Il risultato è che la ricerca farmaceutica mondiale è portata avanti da
pochi gruppi interessati alla massimizzazione dei profitti anziché al
benessere degli esseri umani. Ne consegue che anche la decisione delle
linee di ricerca è dettata da quanto queste possano rivelarsi
redditizie. E la redditività di una produzione dipende in maniera
cruciale dal potere d’acquisto dei consumatori nei mercati di sbocco (e
dalla differenza rispetto ai costi di produzione).
I Paesi ricchi spendono moltissimo per acquistare farmaci sempre più costosi (in Italia nel 2019 la spesa farmaceutica è
stata di oltre 18,5 miliardi di euro), prodotti da multinazionali che
vedono aumentare esponenzialmente i propri profitti. Nei Paesi poveri,
invece, la possibilità di accedere a molte cure è del tutto esclusa – ad
esempio, alcuni farmaci oncologici costano centinaia di migliaia di euro,
ma esistono anche farmaci ben più cari. Le stesse forze che nelle
economie avanzate impoveriscono i lavoratori tengono fuori interi Paesi
dall’accesso ai farmaci.
Come ormai ben sappiamo, tutto ciò non
avviene per errore, non è un inconveniente che si è manifestato lungo
il percorso, ma una realtà connaturata al capitalismo. È una logica che
muove tutto nella nostra società: aumentare il più possibile i profitti.

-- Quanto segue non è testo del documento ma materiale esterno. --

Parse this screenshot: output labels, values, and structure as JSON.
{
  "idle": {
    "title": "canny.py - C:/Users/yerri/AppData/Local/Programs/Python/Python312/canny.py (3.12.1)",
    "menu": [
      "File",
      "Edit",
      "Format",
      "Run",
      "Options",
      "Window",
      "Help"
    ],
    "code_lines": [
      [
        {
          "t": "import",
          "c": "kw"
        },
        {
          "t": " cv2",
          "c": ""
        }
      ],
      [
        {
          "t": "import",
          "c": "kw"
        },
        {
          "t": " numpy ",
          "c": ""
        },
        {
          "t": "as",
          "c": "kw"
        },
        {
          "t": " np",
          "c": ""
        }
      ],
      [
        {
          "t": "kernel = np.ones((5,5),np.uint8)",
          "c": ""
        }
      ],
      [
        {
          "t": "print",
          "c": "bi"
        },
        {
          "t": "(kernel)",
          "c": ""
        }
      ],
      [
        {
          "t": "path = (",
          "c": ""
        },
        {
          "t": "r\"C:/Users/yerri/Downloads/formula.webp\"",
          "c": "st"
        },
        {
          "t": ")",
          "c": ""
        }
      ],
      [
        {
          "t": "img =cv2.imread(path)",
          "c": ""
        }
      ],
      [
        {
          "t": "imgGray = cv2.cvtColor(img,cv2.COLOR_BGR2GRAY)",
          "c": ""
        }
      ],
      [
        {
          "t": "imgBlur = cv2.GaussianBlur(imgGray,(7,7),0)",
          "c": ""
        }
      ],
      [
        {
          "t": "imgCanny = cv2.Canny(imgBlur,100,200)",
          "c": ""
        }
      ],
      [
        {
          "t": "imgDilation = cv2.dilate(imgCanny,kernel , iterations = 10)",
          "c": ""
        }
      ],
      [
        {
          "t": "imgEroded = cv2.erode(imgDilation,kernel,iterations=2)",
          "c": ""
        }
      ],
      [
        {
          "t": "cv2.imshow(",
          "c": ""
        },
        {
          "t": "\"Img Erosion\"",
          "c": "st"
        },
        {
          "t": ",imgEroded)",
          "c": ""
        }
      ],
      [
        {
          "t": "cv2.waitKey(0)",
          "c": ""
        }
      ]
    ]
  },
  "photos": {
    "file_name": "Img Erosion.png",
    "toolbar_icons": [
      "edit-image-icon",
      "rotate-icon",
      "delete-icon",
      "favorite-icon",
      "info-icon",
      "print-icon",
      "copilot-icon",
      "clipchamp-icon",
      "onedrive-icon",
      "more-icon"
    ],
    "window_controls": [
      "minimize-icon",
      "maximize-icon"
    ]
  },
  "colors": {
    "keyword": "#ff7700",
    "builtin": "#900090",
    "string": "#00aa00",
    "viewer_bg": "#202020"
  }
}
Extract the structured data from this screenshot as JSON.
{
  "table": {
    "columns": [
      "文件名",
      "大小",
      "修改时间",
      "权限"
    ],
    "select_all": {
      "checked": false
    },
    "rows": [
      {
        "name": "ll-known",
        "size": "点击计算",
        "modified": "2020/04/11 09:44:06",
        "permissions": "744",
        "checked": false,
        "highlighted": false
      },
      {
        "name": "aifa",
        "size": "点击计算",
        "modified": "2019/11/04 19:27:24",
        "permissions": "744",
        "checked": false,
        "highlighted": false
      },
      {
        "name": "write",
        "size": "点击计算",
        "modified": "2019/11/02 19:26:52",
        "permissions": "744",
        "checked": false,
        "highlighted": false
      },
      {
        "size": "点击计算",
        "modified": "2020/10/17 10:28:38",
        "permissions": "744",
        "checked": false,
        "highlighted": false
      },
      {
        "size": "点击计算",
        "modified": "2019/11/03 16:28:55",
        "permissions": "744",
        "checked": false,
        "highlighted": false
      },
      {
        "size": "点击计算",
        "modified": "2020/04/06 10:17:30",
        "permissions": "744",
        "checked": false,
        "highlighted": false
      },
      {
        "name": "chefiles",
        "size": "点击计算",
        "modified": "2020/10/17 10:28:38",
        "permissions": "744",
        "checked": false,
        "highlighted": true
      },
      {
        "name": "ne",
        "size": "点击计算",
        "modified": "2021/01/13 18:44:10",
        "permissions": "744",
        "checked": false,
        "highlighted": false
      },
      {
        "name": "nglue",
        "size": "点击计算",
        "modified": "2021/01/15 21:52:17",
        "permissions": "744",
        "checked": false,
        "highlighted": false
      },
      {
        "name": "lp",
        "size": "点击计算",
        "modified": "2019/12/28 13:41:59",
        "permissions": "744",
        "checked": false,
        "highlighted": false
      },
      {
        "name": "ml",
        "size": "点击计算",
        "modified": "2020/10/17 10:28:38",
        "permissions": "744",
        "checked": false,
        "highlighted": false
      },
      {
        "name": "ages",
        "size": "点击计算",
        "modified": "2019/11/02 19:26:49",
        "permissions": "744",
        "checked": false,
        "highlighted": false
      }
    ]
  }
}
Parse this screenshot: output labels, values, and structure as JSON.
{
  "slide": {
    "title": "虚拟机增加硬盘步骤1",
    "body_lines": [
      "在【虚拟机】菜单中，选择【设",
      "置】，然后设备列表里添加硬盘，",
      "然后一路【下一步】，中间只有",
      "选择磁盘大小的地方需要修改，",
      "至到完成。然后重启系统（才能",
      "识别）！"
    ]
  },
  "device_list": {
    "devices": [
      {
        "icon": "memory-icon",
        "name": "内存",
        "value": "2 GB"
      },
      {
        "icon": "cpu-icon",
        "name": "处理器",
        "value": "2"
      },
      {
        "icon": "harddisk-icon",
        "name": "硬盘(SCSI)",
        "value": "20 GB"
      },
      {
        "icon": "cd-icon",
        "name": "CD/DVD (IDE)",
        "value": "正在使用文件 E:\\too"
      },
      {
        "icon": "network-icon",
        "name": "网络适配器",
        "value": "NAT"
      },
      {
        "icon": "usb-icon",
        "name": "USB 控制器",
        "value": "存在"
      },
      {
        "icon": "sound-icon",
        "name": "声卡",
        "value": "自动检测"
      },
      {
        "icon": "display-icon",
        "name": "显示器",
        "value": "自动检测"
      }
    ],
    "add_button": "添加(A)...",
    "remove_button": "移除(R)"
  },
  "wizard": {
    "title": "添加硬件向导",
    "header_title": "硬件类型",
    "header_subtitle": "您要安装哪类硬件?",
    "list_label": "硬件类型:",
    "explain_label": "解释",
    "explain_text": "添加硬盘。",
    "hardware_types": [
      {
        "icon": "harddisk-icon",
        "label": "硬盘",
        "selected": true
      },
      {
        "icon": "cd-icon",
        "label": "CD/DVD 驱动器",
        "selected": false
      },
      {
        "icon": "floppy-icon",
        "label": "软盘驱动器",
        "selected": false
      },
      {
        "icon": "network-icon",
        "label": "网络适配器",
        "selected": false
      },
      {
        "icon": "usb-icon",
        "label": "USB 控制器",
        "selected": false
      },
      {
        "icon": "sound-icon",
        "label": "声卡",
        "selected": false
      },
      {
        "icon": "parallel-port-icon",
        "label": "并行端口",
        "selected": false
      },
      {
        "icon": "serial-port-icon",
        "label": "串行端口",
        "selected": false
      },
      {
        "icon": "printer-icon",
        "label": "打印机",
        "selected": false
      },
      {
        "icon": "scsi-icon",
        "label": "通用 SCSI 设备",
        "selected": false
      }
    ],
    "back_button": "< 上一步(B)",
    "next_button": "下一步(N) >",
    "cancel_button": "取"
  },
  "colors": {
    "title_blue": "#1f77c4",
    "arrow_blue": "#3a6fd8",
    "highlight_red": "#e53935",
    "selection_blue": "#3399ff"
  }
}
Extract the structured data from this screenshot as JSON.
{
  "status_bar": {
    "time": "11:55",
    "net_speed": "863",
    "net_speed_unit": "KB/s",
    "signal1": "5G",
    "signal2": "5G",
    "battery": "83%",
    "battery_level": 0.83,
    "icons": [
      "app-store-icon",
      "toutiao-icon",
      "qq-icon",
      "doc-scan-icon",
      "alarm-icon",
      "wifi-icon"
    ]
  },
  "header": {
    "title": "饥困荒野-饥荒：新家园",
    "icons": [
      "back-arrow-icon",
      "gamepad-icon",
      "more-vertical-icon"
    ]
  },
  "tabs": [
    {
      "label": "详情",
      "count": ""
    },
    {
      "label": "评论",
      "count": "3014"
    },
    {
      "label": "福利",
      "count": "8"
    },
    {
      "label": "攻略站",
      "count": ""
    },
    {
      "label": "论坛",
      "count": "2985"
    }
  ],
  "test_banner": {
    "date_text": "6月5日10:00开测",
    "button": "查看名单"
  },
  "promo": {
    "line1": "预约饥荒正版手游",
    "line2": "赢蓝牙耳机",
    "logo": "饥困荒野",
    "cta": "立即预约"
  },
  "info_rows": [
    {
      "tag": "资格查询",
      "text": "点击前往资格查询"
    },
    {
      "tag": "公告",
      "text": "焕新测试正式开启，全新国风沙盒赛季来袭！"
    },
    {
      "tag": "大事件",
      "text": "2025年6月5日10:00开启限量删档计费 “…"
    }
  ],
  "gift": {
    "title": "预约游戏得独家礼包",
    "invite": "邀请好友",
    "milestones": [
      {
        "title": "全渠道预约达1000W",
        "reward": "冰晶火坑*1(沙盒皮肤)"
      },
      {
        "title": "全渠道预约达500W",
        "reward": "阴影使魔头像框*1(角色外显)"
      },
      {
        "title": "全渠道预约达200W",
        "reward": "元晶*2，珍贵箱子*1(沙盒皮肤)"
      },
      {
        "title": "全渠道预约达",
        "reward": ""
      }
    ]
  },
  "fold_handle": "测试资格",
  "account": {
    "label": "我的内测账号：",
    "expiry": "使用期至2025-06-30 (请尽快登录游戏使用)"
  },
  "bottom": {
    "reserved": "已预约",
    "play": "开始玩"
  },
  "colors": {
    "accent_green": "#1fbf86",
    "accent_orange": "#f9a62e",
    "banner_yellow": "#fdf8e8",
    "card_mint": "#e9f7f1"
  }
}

Laddove ci sarebbe bisogno di uno sforzo congiunto di tutti i Paesi
intorno alla ricerca scientifica, alla produzione e alla diffusione di
un vaccino, si procede in ordine sparso, e le prime preziosissime dosi saranno riservate al miglior offerente.
A farne i conti, come sempre, saranno i più poveri, mentre il capitale
potrà continuare a prosperare: una iniquità che trova nella storia del
vaccino anti-Coronavirus una parabola esplicativa di drammatica potenza.